Decoding the Entanglement Structure of Monitored Quantum Circuits (2109.08691v1)

Abstract: Given an output wavefunction of a monitored quantum circuit consisting of both unitary gates and projective measurements, we ask whether two complementary subsystems are entangled or not. For Clifford circuits, we find that this question can be mapped to a certain classical error-correction problem where various entanglement measures can be explicitly computed from the recoverability. The dual classical code is constructed from spacetime patterns of out-of-time ordered correlation functions among local operators and measured Pauli operators in the past, suggesting that the volume-law entanglement in a monitored circuit emerges from quantum information scrambling, namely the growth of local operators. We also present a method of verifying quantum entanglement by providing a simple deterministic entanglement distillation algorithm, which can be interpreted as decoding of the dual classical code.

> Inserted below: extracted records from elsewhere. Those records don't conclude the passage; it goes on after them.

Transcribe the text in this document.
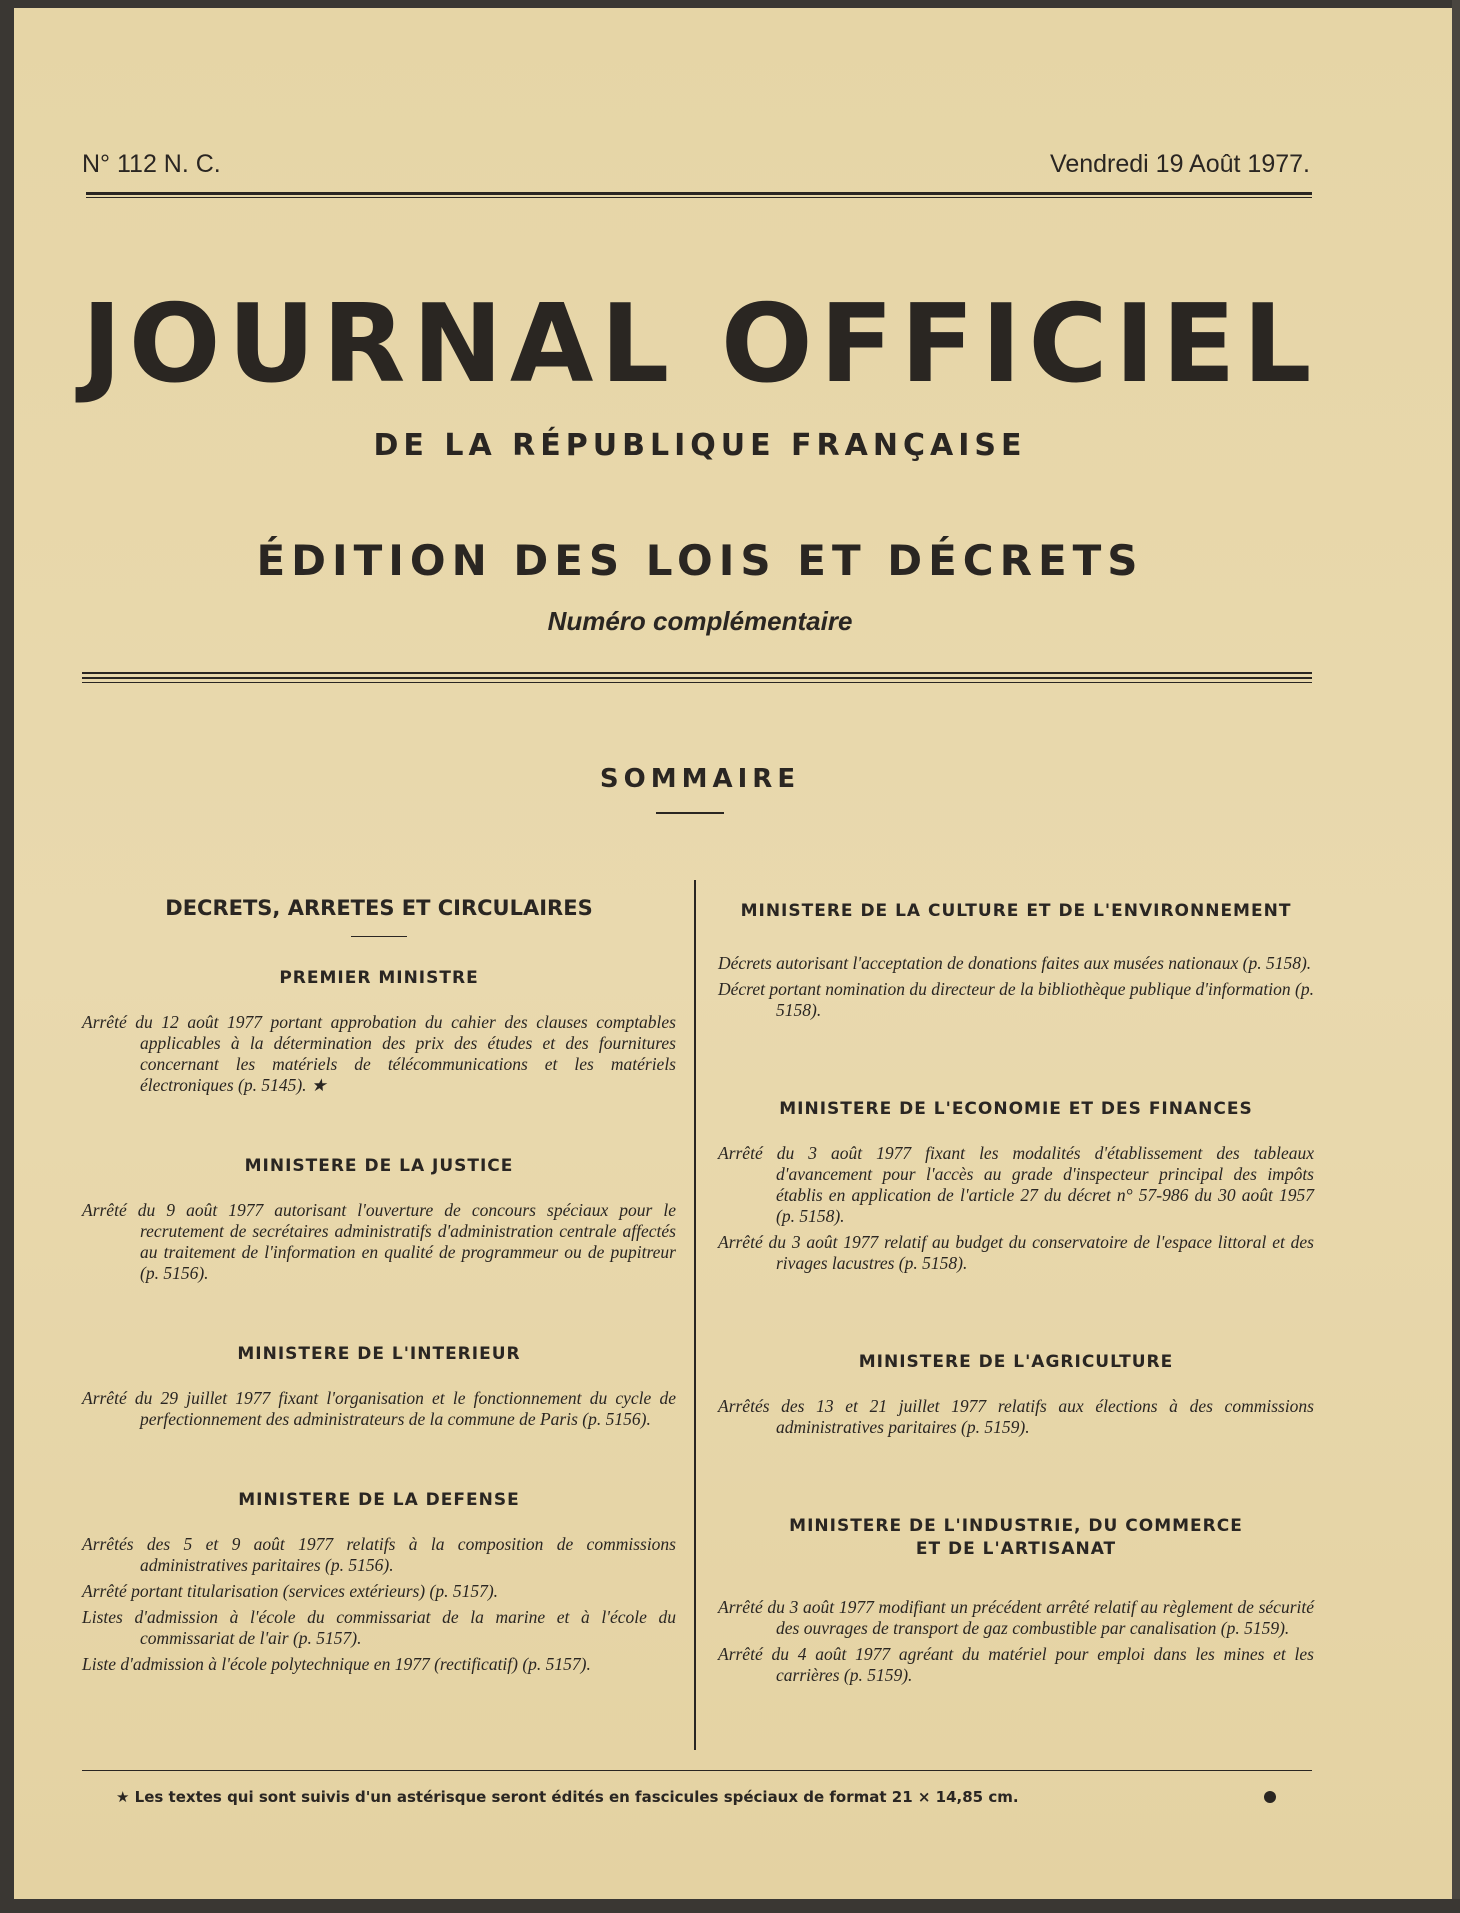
N° 112 N. C.	Vendredi 19 Août 1977.
JOURNAL OFFICIEL
DE LA RÉPUBLIQUE FRANÇAISE
ÉDITION DES LOIS ET DÉCRETS
Numéro complémentaire
SOMMAIRE
DECRETS, ARRETES ET CIRCULAIRES
PREMIER MINISTRE

Arrêté du 12 août 1977 portant approbation du cahier des clauses comptables applicables à la détermination des prix des études et des fournitures concernant les matériels de télécommunications et les matériels électroniques (p. 5145). ★

MINISTERE DE LA JUSTICE

Arrêté du 9 août 1977 autorisant l'ouverture de concours spéciaux pour le recrutement de secrétaires administratifs d'administration centrale affectés au traitement de l'information en qualité de programmeur ou de pupitreur (p. 5156).

MINISTERE DE L'INTERIEUR

Arrêté du 29 juillet 1977 fixant l'organisation et le fonctionnement du cycle de perfectionnement des administrateurs de la commune de Paris (p. 5156).

MINISTERE DE LA DEFENSE

Arrêtés des 5 et 9 août 1977 relatifs à la composition de commissions administratives paritaires (p. 5156).

Arrêté portant titularisation (services extérieurs) (p. 5157).

Listes d'admission à l'école du commissariat de la marine et à l'école du commissariat de l'air (p. 5157).

Liste d'admission à l'école polytechnique en 1977 (rectificatif) (p. 5157).

MINISTERE DE LA CULTURE ET DE L'ENVIRONNEMENT

Décrets autorisant l'acceptation de donations faites aux musées nationaux (p. 5158).

Décret portant nomination du directeur de la bibliothèque publique d'information (p. 5158).

MINISTERE DE L'ECONOMIE ET DES FINANCES

Arrêté du 3 août 1977 fixant les modalités d'établissement des tableaux d'avancement pour l'accès au grade d'inspecteur principal des impôts établis en application de l'article 27 du décret n° 57-986 du 30 août 1957 (p. 5158).

Arrêté du 3 août 1977 relatif au budget du conservatoire de l'espace littoral et des rivages lacustres (p. 5158).

MINISTERE DE L'AGRICULTURE

Arrêtés des 13 et 21 juillet 1977 relatifs aux élections à des commissions administratives paritaires (p. 5159).

MINISTERE DE L'INDUSTRIE, DU COMMERCE
ET DE L'ARTISANAT

Arrêté du 3 août 1977 modifiant un précédent arrêté relatif au règlement de sécurité des ouvrages de transport de gaz combustible par canalisation (p. 5159).

Arrêté du 4 août 1977 agréant du matériel pour emploi dans les mines et les carrières (p. 5159).

★ Les textes qui sont suivis d'un astérisque seront édités en fascicules spéciaux de format 21 × 14,85 cm.
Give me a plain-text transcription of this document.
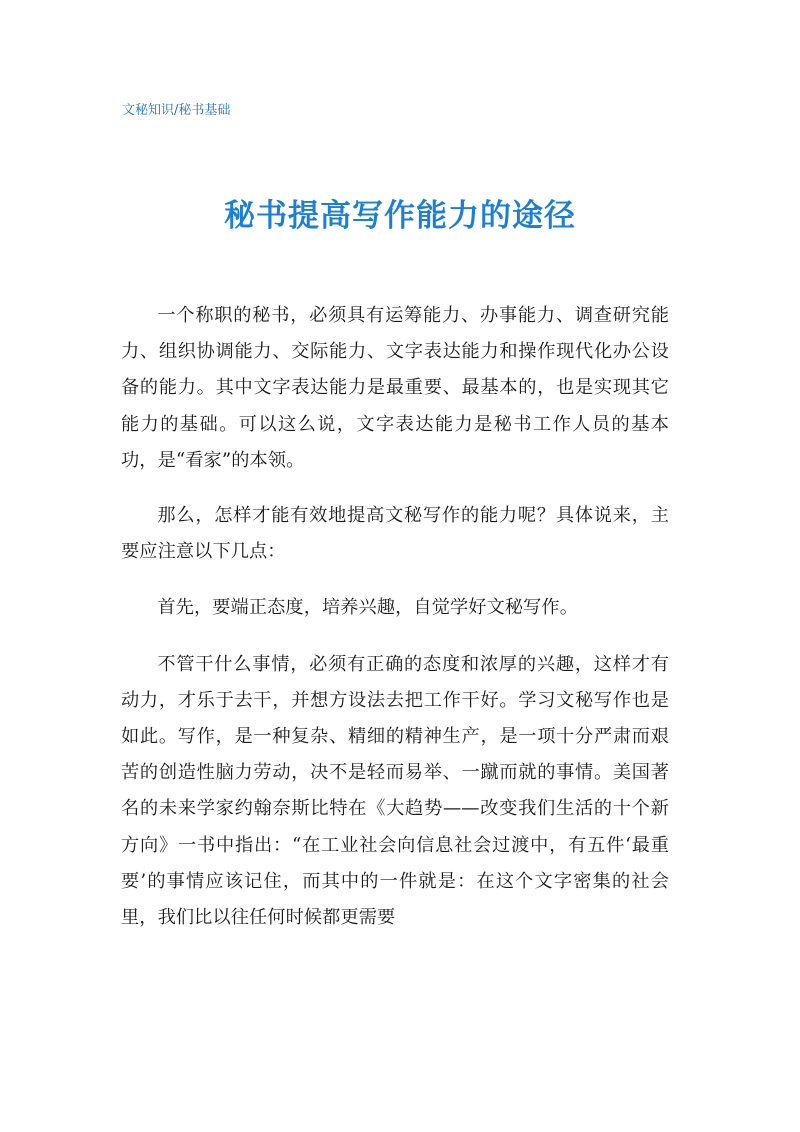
文秘知识/秘书基础
秘书提高写作能力的途径

一个称职的秘书，必须具有运筹能力、办事能力、调查研究能力、组织协调能力、交际能力、文字表达能力和操作现代化办公设备的能力。其中文字表达能力是最重要、最基本的，也是实现其它能力的基础。可以这么说，文字表达能力是秘书工作人员的基本功，是“看家”的本领。

那么，怎样才能有效地提高文秘写作的能力呢？具体说来，主要应注意以下几点：

首先，要端正态度，培养兴趣，自觉学好文秘写作。

不管干什么事情，必须有正确的态度和浓厚的兴趣，这样才有动力，才乐于去干，并想方设法去把工作干好。学习文秘写作也是如此。写作，是一种复杂、精细的精神生产，是一项十分严肃而艰苦的创造性脑力劳动，决不是轻而易举、一蹴而就的事情。美国著名的未来学家约翰奈斯比特在《大趋势——改变我们生活的十个新方向》一书中指出：“在工业社会向信息社会过渡中，有五件‘最重要’的事情应该记住，而其中的一件就是：在这个文字密集的社会里，我们比以往任何时候都更需要
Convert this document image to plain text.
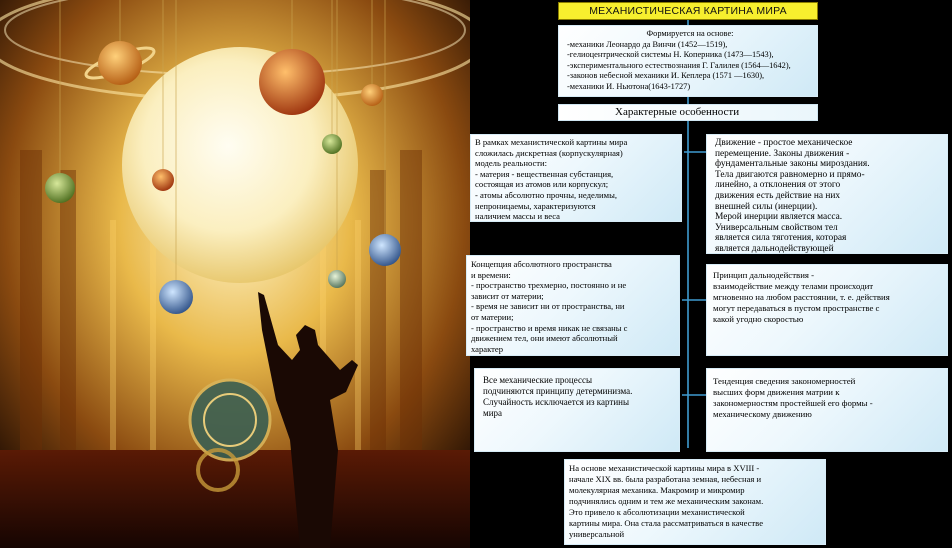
МЕХАНИСТИЧЕСКАЯ КАРТИНА МИРА

Формируется на основе:

-механики Леонардо да Винчи (1452—1519),

-гелиоцентрической системы Н. Коперника (1473—1543),

-экспериментального естествознания Г. Галилея (1564—1642),

-законов небесной механики И. Кеплера (1571 —1630),

-механики И. Ньютона(1643-1727)

Характерные особенности
В рамках механистической картины мира
сложилась дискретная (корпускулярная)
модель реальности:
- материя - вещественная субстанция,
состоящая из атомов или корпускул;
- атомы абсолютно прочны, неделимы,
непроницаемы, характеризуются
наличием массы и веса
Движение - простое механическое
перемещение. Законы движения -
фундаментальные законы мироздания.
Тела двигаются равномерно и прямо-
линейно, а отклонения от этого
движения есть действие на них
внешней силы (инерции).
Мерой инерции является масса.
Универсальным свойством тел
является сила тяготения, которая
является дальнодействующей
Концепция абсолютного пространства
и времени:
- пространство трехмерно, постоянно и не
зависит от материи;
- время не зависит ни от пространства, ни
от материи;
- пространство и время никак не связаны с
движением тел, они имеют абсолютный
характер
Принцип дальнодействия -
взаимодействие между телами происходит
мгновенно на любом расстоянии, т. е. действия
могут передаваться в пустом пространстве с
какой угодно скоростью
Все механические процессы
подчиняются принципу детерминизма.
Случайность исключается из картины
мира
Тенденция сведения закономерностей
высших форм движения матрии к
закономерностям простейшей его формы -
механическому движению
На основе механистической картины мира в XVIII -
начале XIX вв. была разработана земная, небесная и
молекулярная механика. Макромир и микромир
подчинялись одним и тем же механическим законам.
Это привело к абсолютизации механистической
картины мира. Она стала рассматриваться в качестве
универсальной
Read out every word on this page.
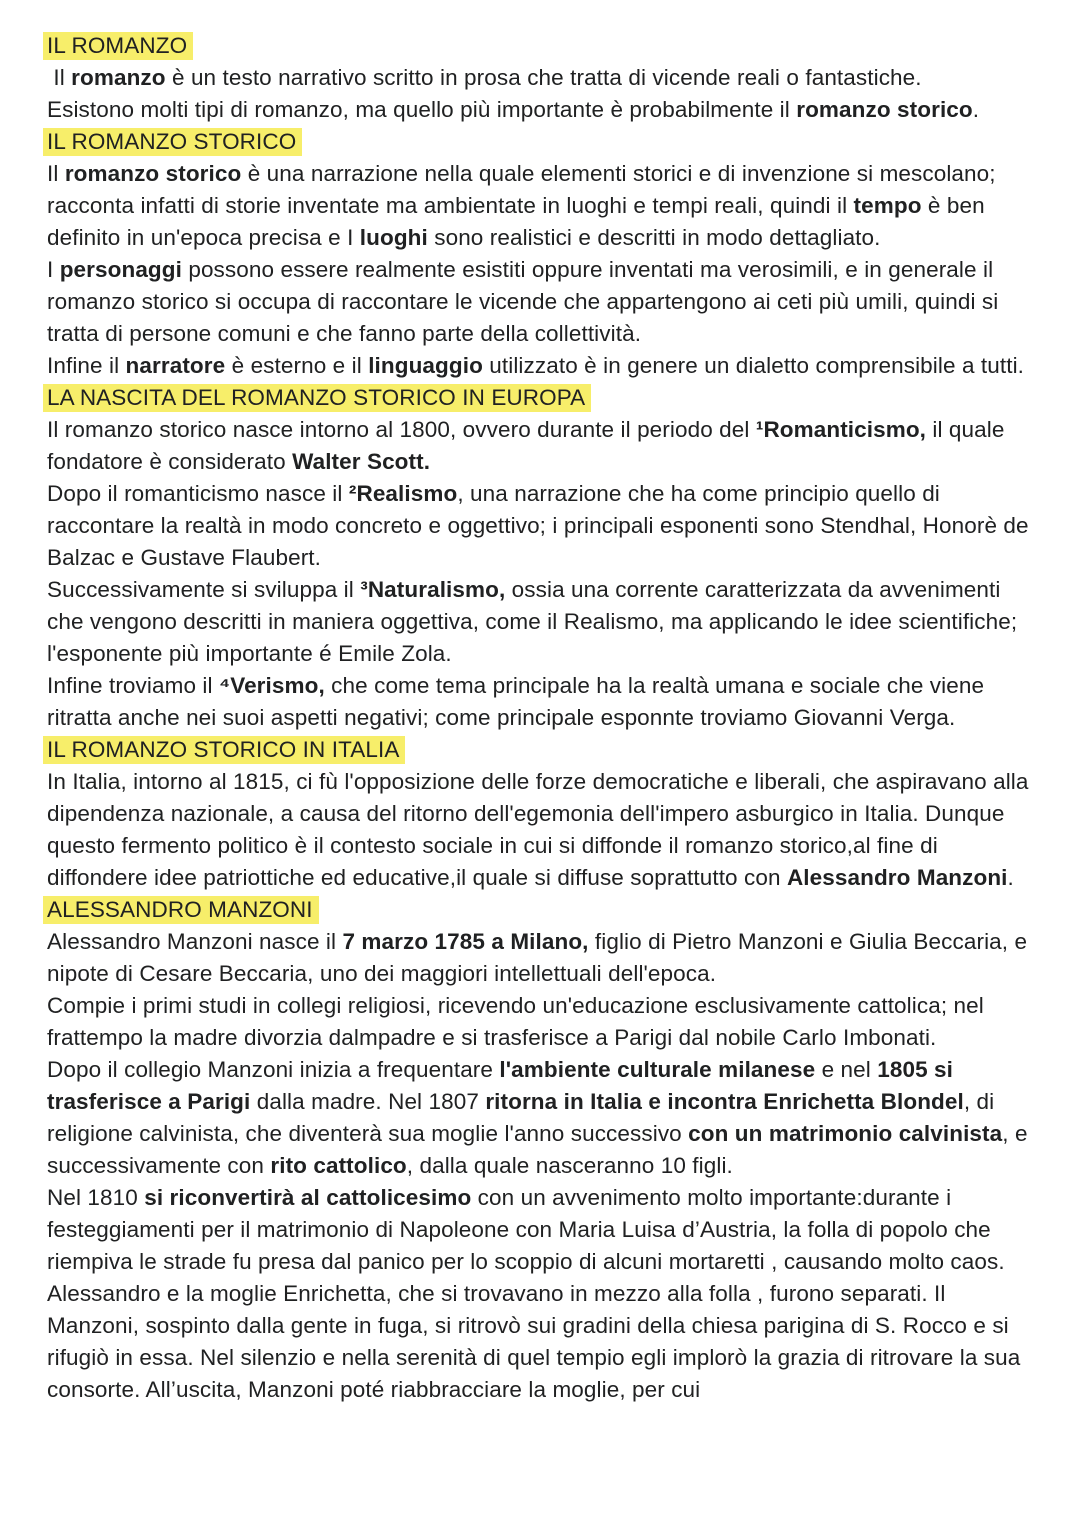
IL ROMANZO

Il romanzo è un testo narrativo scritto in prosa che tratta di vicende reali o fantastiche.

Esistono molti tipi di romanzo, ma quello più importante è probabilmente il romanzo storico.

IL ROMANZO STORICO

Il romanzo storico è una narrazione nella quale elementi storici e di invenzione si mescolano; racconta infatti di storie inventate ma ambientate in luoghi e tempi reali, quindi il tempo è ben definito in un'epoca precisa e I luoghi sono realistici e descritti in modo dettagliato.

I personaggi possono essere realmente esistiti oppure inventati ma verosimili, e in generale il romanzo storico si occupa di raccontare le vicende che appartengono ai ceti più umili, quindi si tratta di persone comuni e che fanno parte della collettività.

Infine il narratore è esterno e il linguaggio utilizzato è in genere un dialetto comprensibile a tutti.

LA NASCITA DEL ROMANZO STORICO IN EUROPA

Il romanzo storico nasce intorno al 1800, ovvero durante il periodo del ¹Romanticismo, il quale fondatore è considerato Walter Scott.

Dopo il romanticismo nasce il ²Realismo, una narrazione che ha come principio quello di raccontare la realtà in modo concreto e oggettivo; i principali esponenti sono Stendhal, Honorè de Balzac e Gustave Flaubert.

Successivamente si sviluppa il ³Naturalismo, ossia una corrente caratterizzata da avvenimenti che vengono descritti in maniera oggettiva, come il Realismo, ma applicando le idee scientifiche; l'esponente più importante é Emile Zola.

Infine troviamo il ⁴Verismo, che come tema principale ha la realtà umana e sociale che viene ritratta anche nei suoi aspetti negativi; come principale esponnte troviamo Giovanni Verga.

IL ROMANZO STORICO IN ITALIA

In Italia, intorno al 1815, ci fù l'opposizione delle forze democratiche e liberali, che aspiravano alla dipendenza nazionale, a causa del ritorno dell'egemonia dell'impero asburgico in Italia. Dunque questo fermento politico è il contesto sociale in cui si diffonde il romanzo storico,al fine di diffondere idee patriottiche ed educative,il quale si diffuse soprattutto con Alessandro Manzoni.

ALESSANDRO MANZONI

Alessandro Manzoni nasce il 7 marzo 1785 a Milano, figlio di Pietro Manzoni e Giulia Beccaria, e nipote di Cesare Beccaria, uno dei maggiori intellettuali dell'epoca.

Compie i primi studi in collegi religiosi, ricevendo un'educazione esclusivamente cattolica; nel frattempo la madre divorzia dalmpadre e si trasferisce a Parigi dal nobile Carlo Imbonati.

Dopo il collegio Manzoni inizia a frequentare l'ambiente culturale milanese e nel 1805 si trasferisce a Parigi dalla madre. Nel 1807 ritorna in Italia e incontra Enrichetta Blondel, di religione calvinista, che diventerà sua moglie l'anno successivo con un matrimonio calvinista, e successivamente con rito cattolico, dalla quale nasceranno 10 figli.

Nel 1810 si riconvertirà al cattolicesimo con un avvenimento molto importante:durante i festeggiamenti per il matrimonio di Napoleone con Maria Luisa d’Austria, la folla di popolo che riempiva le strade fu presa dal panico per lo scoppio di alcuni mortaretti , causando molto caos. Alessandro e la moglie Enrichetta, che si trovavano in mezzo alla folla , furono separati. Il Manzoni, sospinto dalla gente in fuga, si ritrovò sui gradini della chiesa parigina di S. Rocco e si rifugiò in essa. Nel silenzio e nella serenità di quel tempio egli implorò la grazia di ritrovare la sua consorte. All’uscita, Manzoni poté riabbracciare la moglie, per cui
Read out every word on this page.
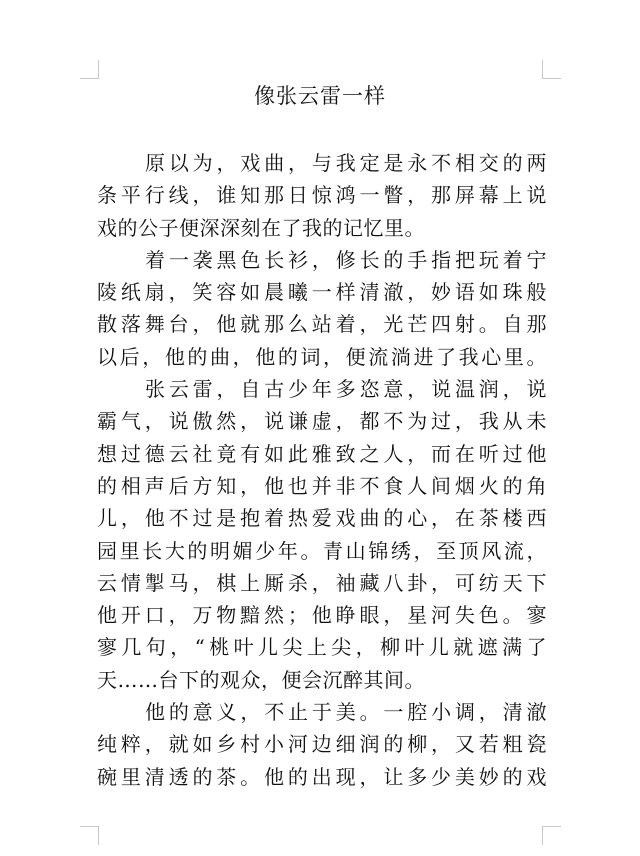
像张云雷一样
原以为，戏曲，与我定是永不相交的两
条平行线，谁知那日惊鸿一瞥，那屏幕上说
戏的公子便深深刻在了我的记忆里。
着一袭黑色长衫，修长的手指把玩着宁
陵纸扇，笑容如晨曦一样清澈，妙语如珠般
散落舞台，他就那么站着，光芒四射。自那
以后，他的曲，他的词，便流淌进了我心里。
张云雷，自古少年多恣意，说温润，说
霸气，说傲然，说谦虚，都不为过，我从未
想过德云社竟有如此雅致之人，而在听过他
的相声后方知，他也并非不食人间烟火的角
儿，他不过是抱着热爱戏曲的心，在茶楼西
园里长大的明媚少年。青山锦绣，至顶风流，
云情掣马，棋上厮杀，袖藏八卦，可纺天下
他开口，万物黯然；他睁眼，星河失色。寥
寥几句，“桃叶儿尖上尖，柳叶儿就遮满了
天……台下的观众，便会沉醉其间。
他的意义，不止于美。一腔小调，清澈
纯粹，就如乡村小河边细润的柳，又若粗瓷
碗里清透的茶。他的出现，让多少美妙的戏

Discussions on coding properties of a monitored Clifford circuit, including explicit constructions of logical and stabilizer operators, are also presented. Applications of our framework to various physical questions, including non-Clifford systems, are discussed as well. Namely, we argue that the entanglement structure of a monitored quantum circuit in the volume-law phase is largely independent of the initial states and past measurement outcomes except recent ones, due to the decoupling phenomena from scrambling dynamics, up to a certain polynomial length scale which can be identified as the code distance of the circuit. We also derive a general relation between the code distance and the sub-leading contribution to the volume-law entanglement entropy. Applications of these results to black hole physics are discussed as well.